Reporter: Dina Mirayanti Hutauruk | Editor: Hendra Gunawan
JAKARTA. Saham-saham sektor ritel anjlok cukup dalam, pasca teror bom yang terjadi di Jakarta, Kamis (14/1). Ada kekhawatiran berkurangnya pengunjung di pusat-pusat perbelanjaan.
Saham PT Mitra Adiperkasa Tbk (MAPI) misalnya, pada penutupan Jumat (15/1), anjlok 2% ke Rp 3.800. Bahkan jika dibandingkan posisi sepekan lalu, saham emiten pemilik gerai kopi Starbucks ini anjlok 5%.
Namun pengamat saham menilai, dampak negatif ini bersifat sementara. Prospek saham ritel tahun ini diperkirakan masih positif didukung oleh pertumbuhan ekonomi.
Hans Kwee, Direktur Investa Saran Mandiri, mengatakan, teror bom tersebut memang menimbulkan sedikit kekhawatiran di masyarakat sehingga menahan diri keluar rumah. "Namun, itu hanya sentimen sementara saja," ujarnya.
Dia memperkirakan, pekan depan saham-saham sektor ritel akan bergerak naik. Bahkan sampai akhir tahun, Hans melihat, prospek sektor ritel cenderung positif.
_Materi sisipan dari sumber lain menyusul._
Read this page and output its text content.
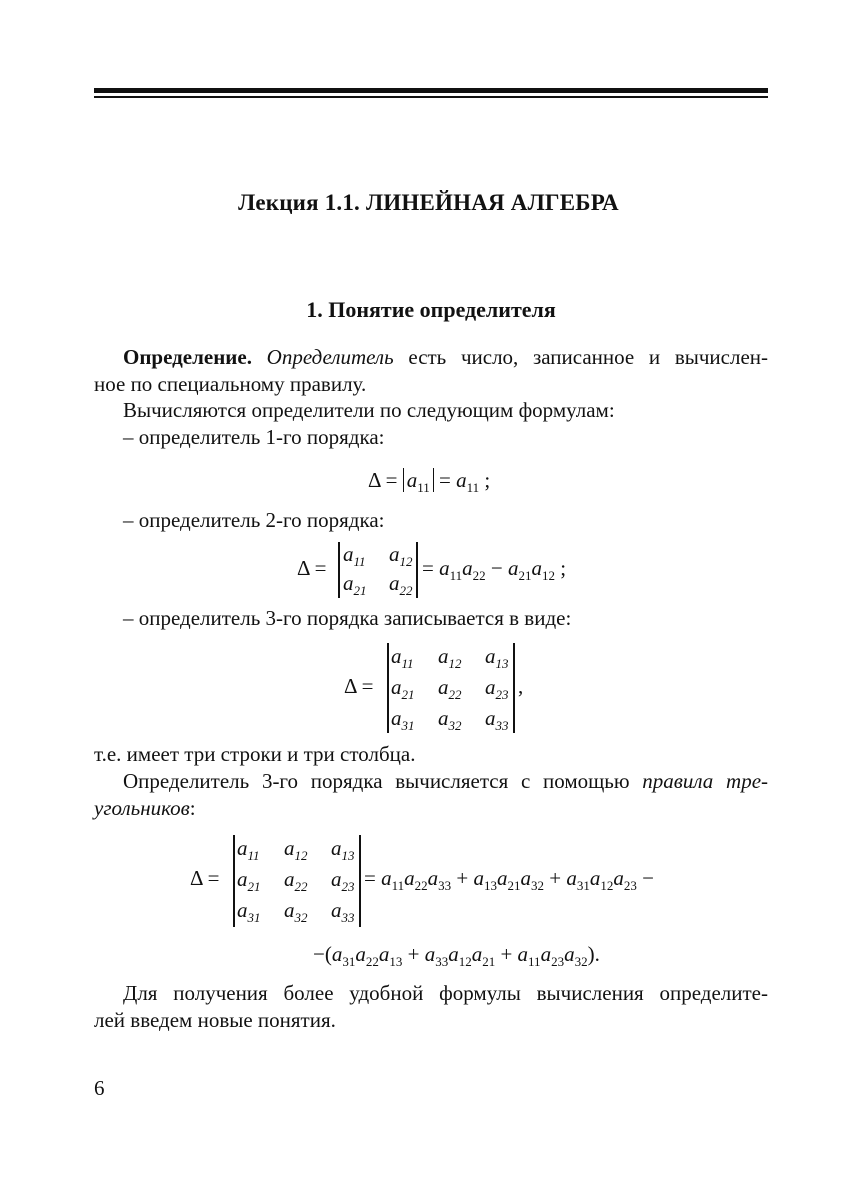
Лекция 1.1. ЛИНЕЙНАЯ АЛГЕБРА
1. Понятие определителя
Определение. Определитель есть число, записанное и вычислен-
ное по специальному правилу.
Вычисляются определители по следующим формулам:
– определитель 1-го порядка:
$\Delta = a_{11} = a_{11}$ ;
– определитель 2-го порядка:
Δ =
$a_{11}$ $a_{12}$
$a_{21}$ $a_{22}$
= $a_{11}a_{22} - a_{21}a_{12}$ ;
– определитель 3-го порядка записывается в виде:
Δ =
$a_{11}$ $a_{12}$ $a_{13}$
$a_{21}$ $a_{22}$ $a_{23}$
$a_{31}$ $a_{32}$ $a_{33}$
,
т.е. имеет три строки и три столбца.
Определитель 3-го порядка вычисляется с помощью правила тре-
угольников:
Δ =
$a_{11}$ $a_{12}$ $a_{13}$
$a_{21}$ $a_{22}$ $a_{23}$
$a_{31}$ $a_{32}$ $a_{33}$
= $a_{11}a_{22}a_{33} + a_{13}a_{21}a_{32} + a_{31}a_{12}a_{23}$ −
$-(a_{31}a_{22}a_{13} + a_{33}a_{12}a_{21} + a_{11}a_{23}a_{32})$.
Для получения более удобной формулы вычисления определите-
лей введем новые понятия.
6
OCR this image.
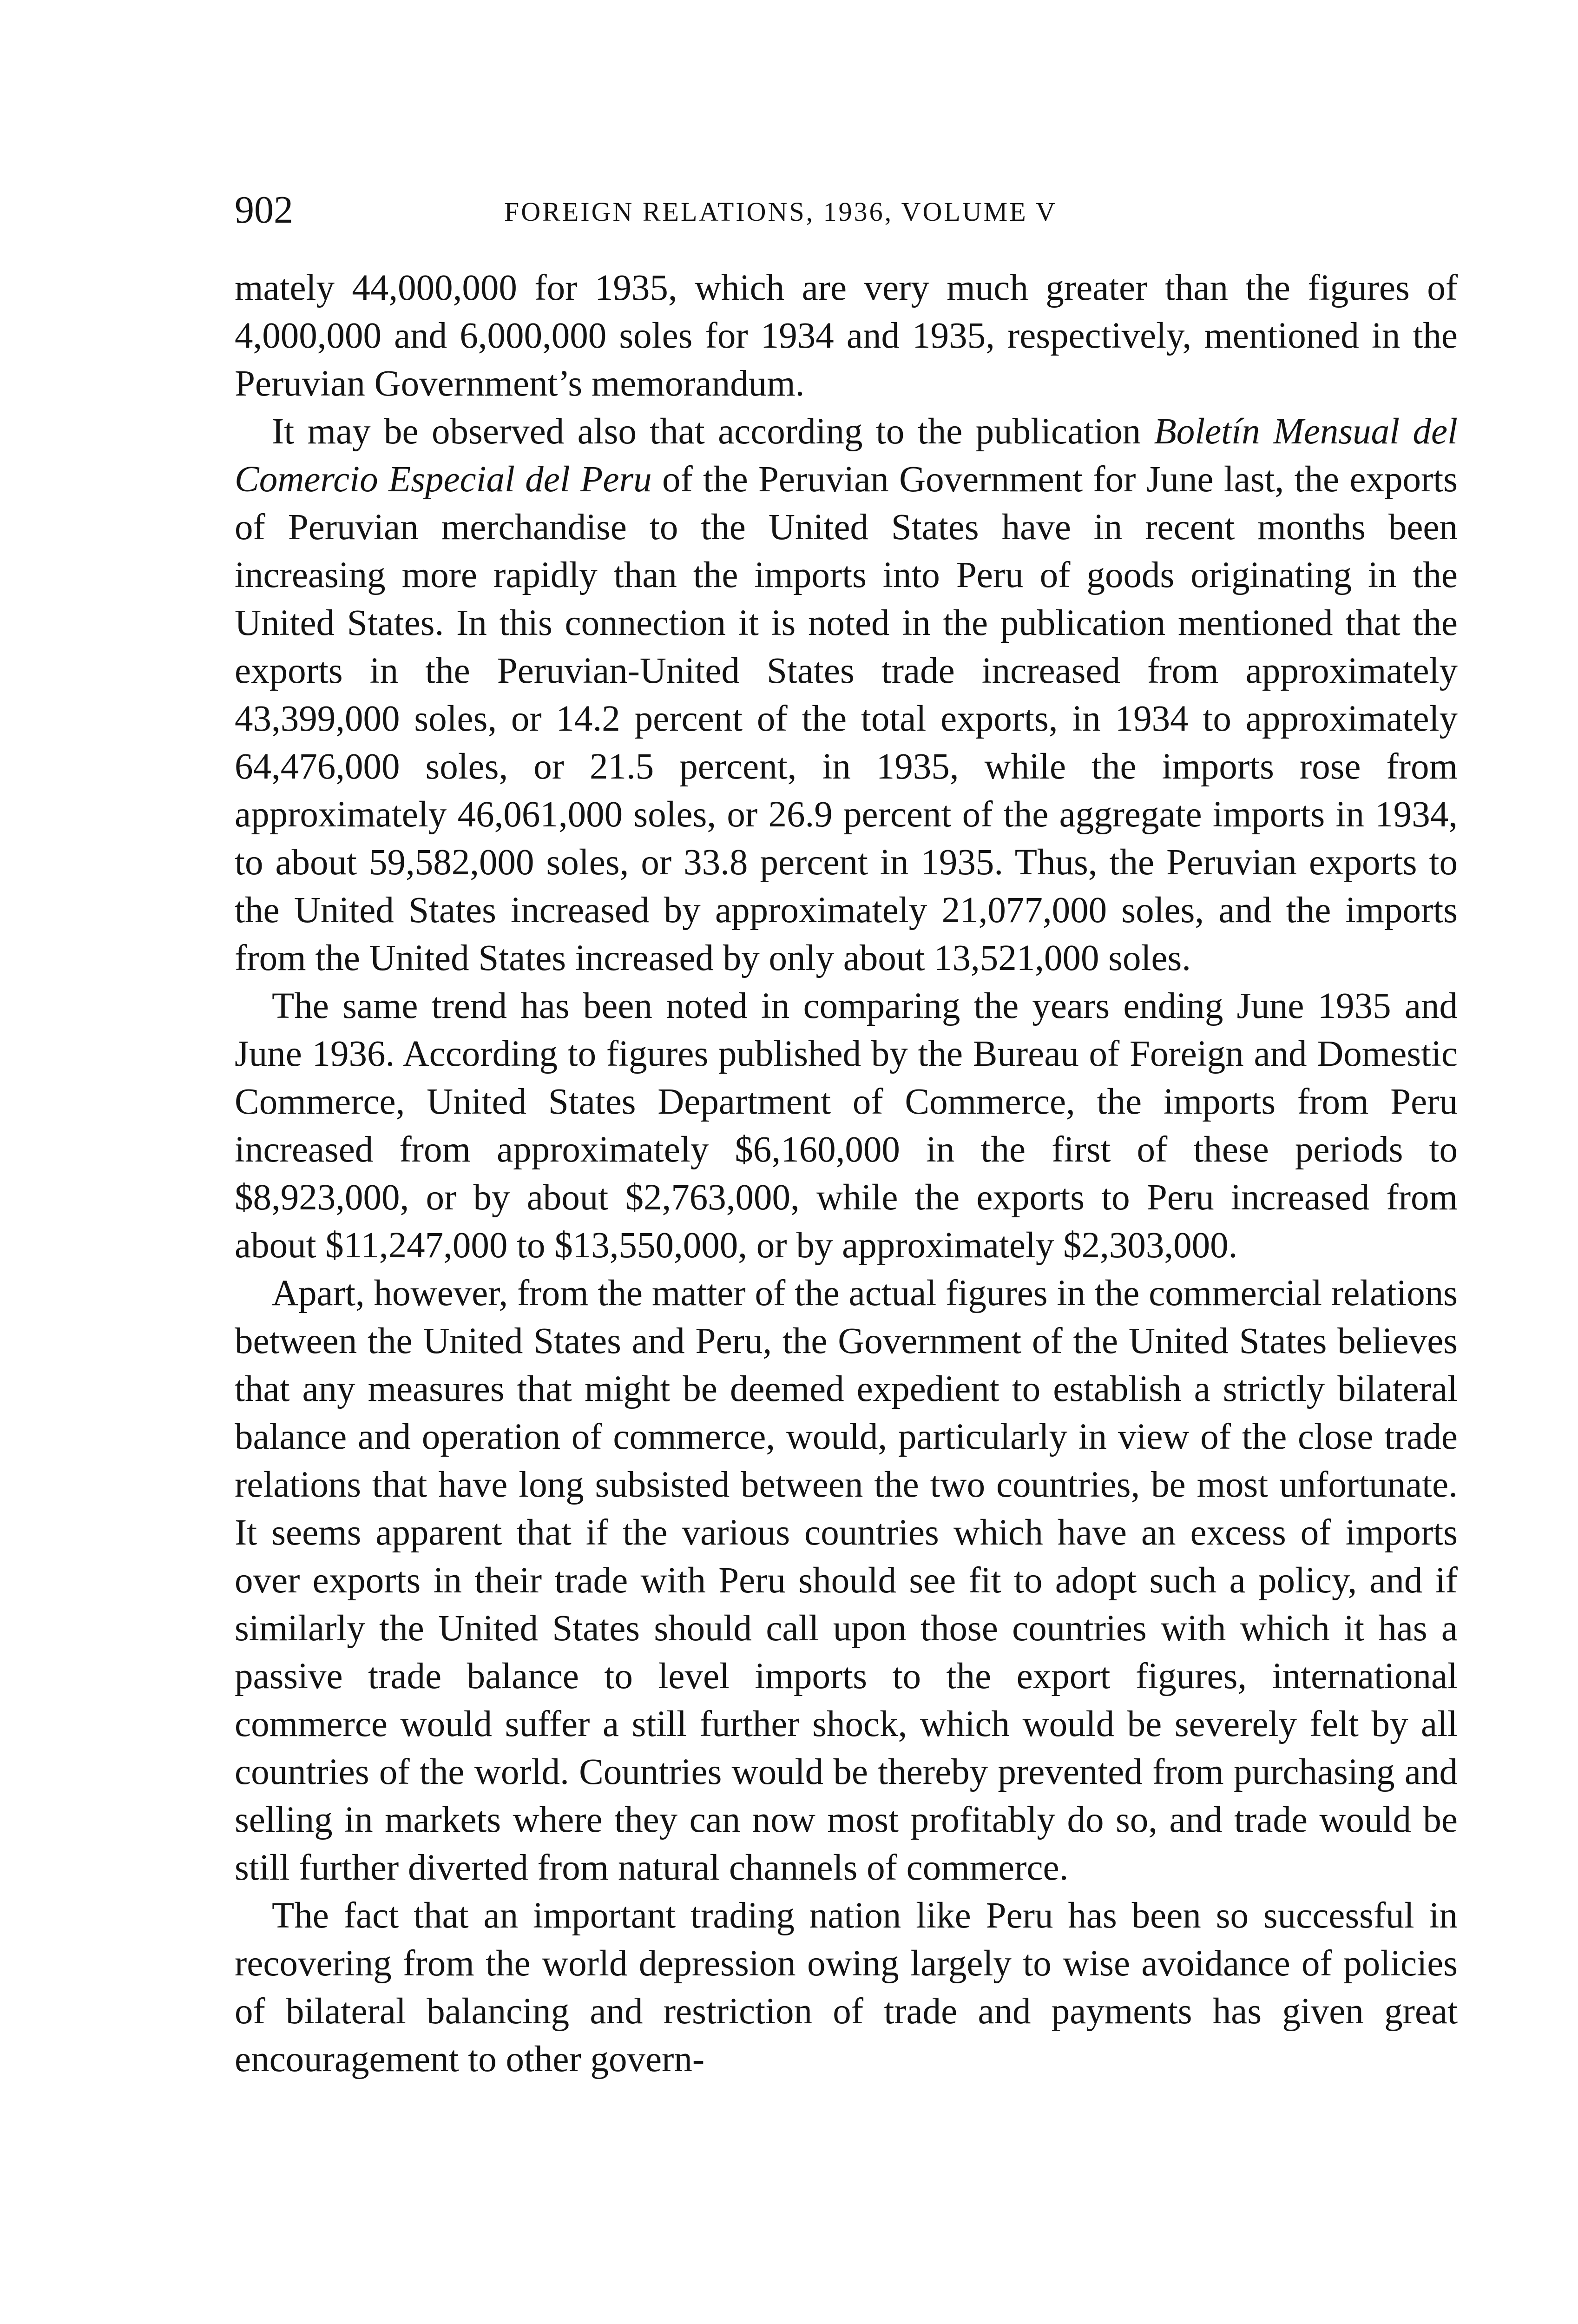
902	FOREIGN RELATIONS, 1936, VOLUME V

mately 44,000,000 for 1935, which are very much greater than the figures of 4,000,000 and 6,000,000 soles for 1934 and 1935, respectively, mentioned in the Peruvian Government’s memorandum.

It may be observed also that according to the publication Boletín Mensual del Comercio Especial del Peru of the Peruvian Government for June last, the exports of Peruvian merchandise to the United States have in recent months been increasing more rapidly than the imports into Peru of goods originating in the United States. In this connection it is noted in the publication mentioned that the exports in the Peruvian-United States trade increased from approximately 43,399,000 soles, or 14.2 percent of the total exports, in 1934 to approximately 64,476,000 soles, or 21.5 percent, in 1935, while the imports rose from approximately 46,061,000 soles, or 26.9 percent of the aggregate imports in 1934, to about 59,582,000 soles, or 33.8 percent in 1935. Thus, the Peruvian exports to the United States increased by approximately 21,077,000 soles, and the imports from the United States increased by only about 13,521,000 soles.

The same trend has been noted in comparing the years ending June 1935 and June 1936. According to figures published by the Bureau of Foreign and Domestic Commerce, United States Department of Commerce, the imports from Peru increased from approximately $6,160,000 in the first of these periods to $8,923,000, or by about $2,763,000, while the exports to Peru increased from about $11,247,000 to $13,550,000, or by approximately $2,303,000.

Apart, however, from the matter of the actual figures in the commercial relations between the United States and Peru, the Government of the United States believes that any measures that might be deemed expedient to establish a strictly bilateral balance and operation of commerce, would, particularly in view of the close trade relations that have long subsisted between the two countries, be most unfortunate. It seems apparent that if the various countries which have an excess of imports over exports in their trade with Peru should see fit to adopt such a policy, and if similarly the United States should call upon those countries with which it has a passive trade balance to level imports to the export figures, international commerce would suffer a still further shock, which would be severely felt by all countries of the world. Countries would be thereby prevented from purchasing and selling in markets where they can now most profitably do so, and trade would be still further diverted from natural channels of commerce.

The fact that an important trading nation like Peru has been so successful in recovering from the world depression owing largely to wise avoidance of policies of bilateral balancing and restriction of trade and payments has given great encouragement to other govern-
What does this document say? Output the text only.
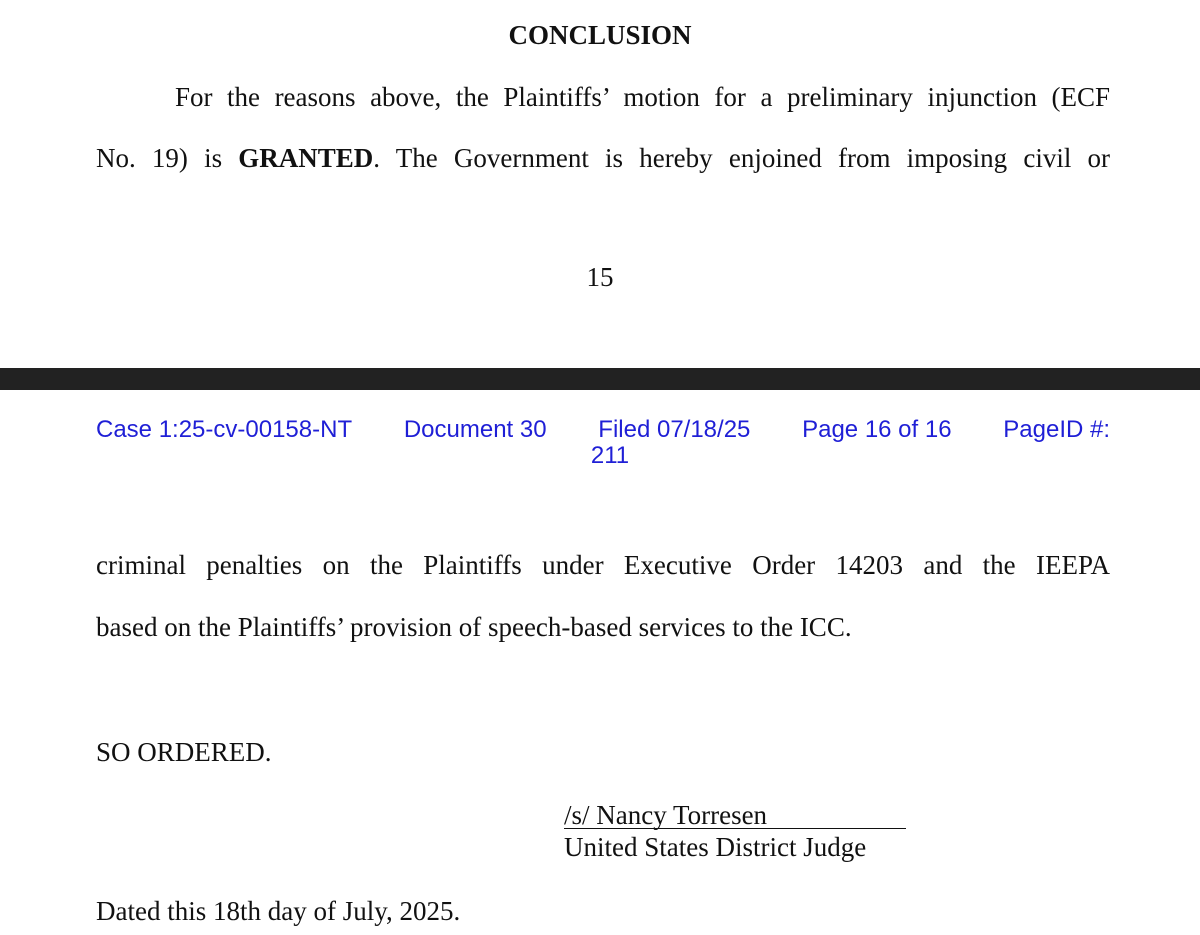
CONCLUSION
For the reasons above, the Plaintiffs’ motion for a preliminary injunction (ECF
No. 19) is GRANTED. The Government is hereby enjoined from imposing civil or
15
Case 1:25-cv-00158-NT Document 30 Filed 07/18/25 Page 16 of 16 PageID #:
211
criminal penalties on the Plaintiffs under Executive Order 14203 and the IEEPA
based on the Plaintiffs’ provision of speech-based services to the ICC.
SO ORDERED.
/s/ Nancy Torresen
United States District Judge
Dated this 18th day of July, 2025.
Apalagi, Bank Indonesia (BI) menurunkan suku bunga dan belanja pemerintah juga mulai masuk, sehingga pertumbuhan ekonomi segera membaik.
Saat ini, tantangan sektor ritel menurut Hans hanya berasal dari nilai tukar karena sebagian produk di sektor ritel berbasis impor. Tapi, dirinya yakni tahun ini nilai tukar rupiah akan lebih stabil ketimbang tahun lalu.
Senada, William Surya Wijaya, analis Asjaya Indosurya Securities, memperkirakan, dampak teror bom hanya sementara. "Optimisme di masyarakat sudah semakin kuat. Jadi kejadian ini tidak akan berdampak besar," ujarnya.
Menurut William, pada penutupan akhir pekan ini sejumlah saham sektor ritel masih tertekan. Tapi bukan hanya akibat teror bom, juga karena nilai tukar rupiah masih melemah dan pertumbuhan ekonomi belum membaik secara signifikan.
Kalaupun pengunjung di pusat-pusat perbelanjaan dan di tempat-tempat nongkrong beberapa pekan ke depan berkurang, menurutnya, itu cukup wajar. Bukan karena faktor teror, melainkan faktor keuangan menjelang akhir bulan. William melihat, prospek sektor ritel tahun ini masih positif terutama emiten penyedia kebutuhan primer. "Pemenuhan kebutuhan primer itu tidak akan bisa berhenti," ujarnya.
Apalagi, lanjut dia, sektor ini akan didukung oleh sentimen positif menjelang tahun baru Imlek. Jumlah minat orang untuk belanja akan semakin tinggi.
William masih merekomendasikan beli saham MPPA, LPPF dan MAPI. "LPPF akan didukung oleh faktor seasonal. Sementara MPPA dan MAPI tidak terlepas dari kebutuhan pokok," katanya.
Hans merekomendasikan beli MPPA, LPPF dan MAPI dengan target harga masing-masing Rp 1.980, Rp 21.000 dan Rp 4.850.